The priests then departed, crying as they went, "God deliver us soon from our enemy."
When the council had been dismissed and all was still, Judas, moving as one distracted, came down the street in front of the high priest's palace; as he went he muttered to himself: "Fearful forebodings drive me hither and thither. That word of Annas' 'He must die!' Oh, that word pursues me everywhere." Then, as if he remembered all that had happened, Judas cried, "No, it cannot come to that; they will not carry things so far! That would be too terrible if my Master—no!—and I—guilty of it? No! Here in the house of Caiaphas, I will inquire how things stand. Shall I go in? I can no longer bear this uncertainty, and it terrifies me to ascertain the certainty. My heart throbs with terror—surely I shall not have to hear the worst. Yet it must come some time." And thereupon he went into the house of the high priest.
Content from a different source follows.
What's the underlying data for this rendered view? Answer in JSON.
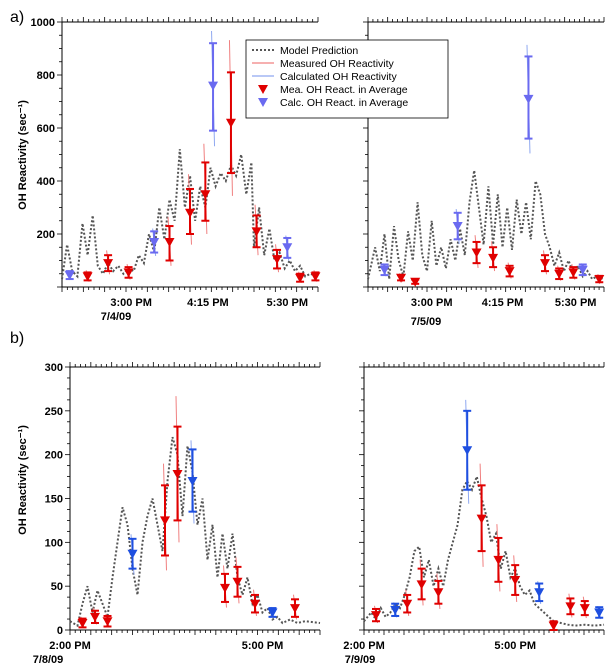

Meanwhile in the hall of Caiaphas the Temple Watch was standing waiting the result of the examination of Jesus before Caiaphas. In the hall were the servant maids, Sarah and Hagar, who seeing the soldiers standing outside, went to the door, and said, "You may come in here." It was Hagar who spoke first, and Sarah added, "It is more comfortable in here."
"True for you, good people," said Melchi, one of the soldiers. Then calling out, "Ho, comrades, come in! It is better for us to lie down in the hall."
Then said a soldier named Arphaxad, "I like this; I wish we had come in long ago; how stupid we are, always standing outside in the open air and shivering. But where is there any fire?"
"Sarah," added another soldier, "go and bring us fire, also wood to lay thereon."
"Willingly," said Hagar.
"That you shall have," said Sarah. They went out together to comply with the soldier's wish.
"Will the trial soon come to an end?" asked several of the soldiers.
"It will last," said Melchi, "until all the witnesses are examined."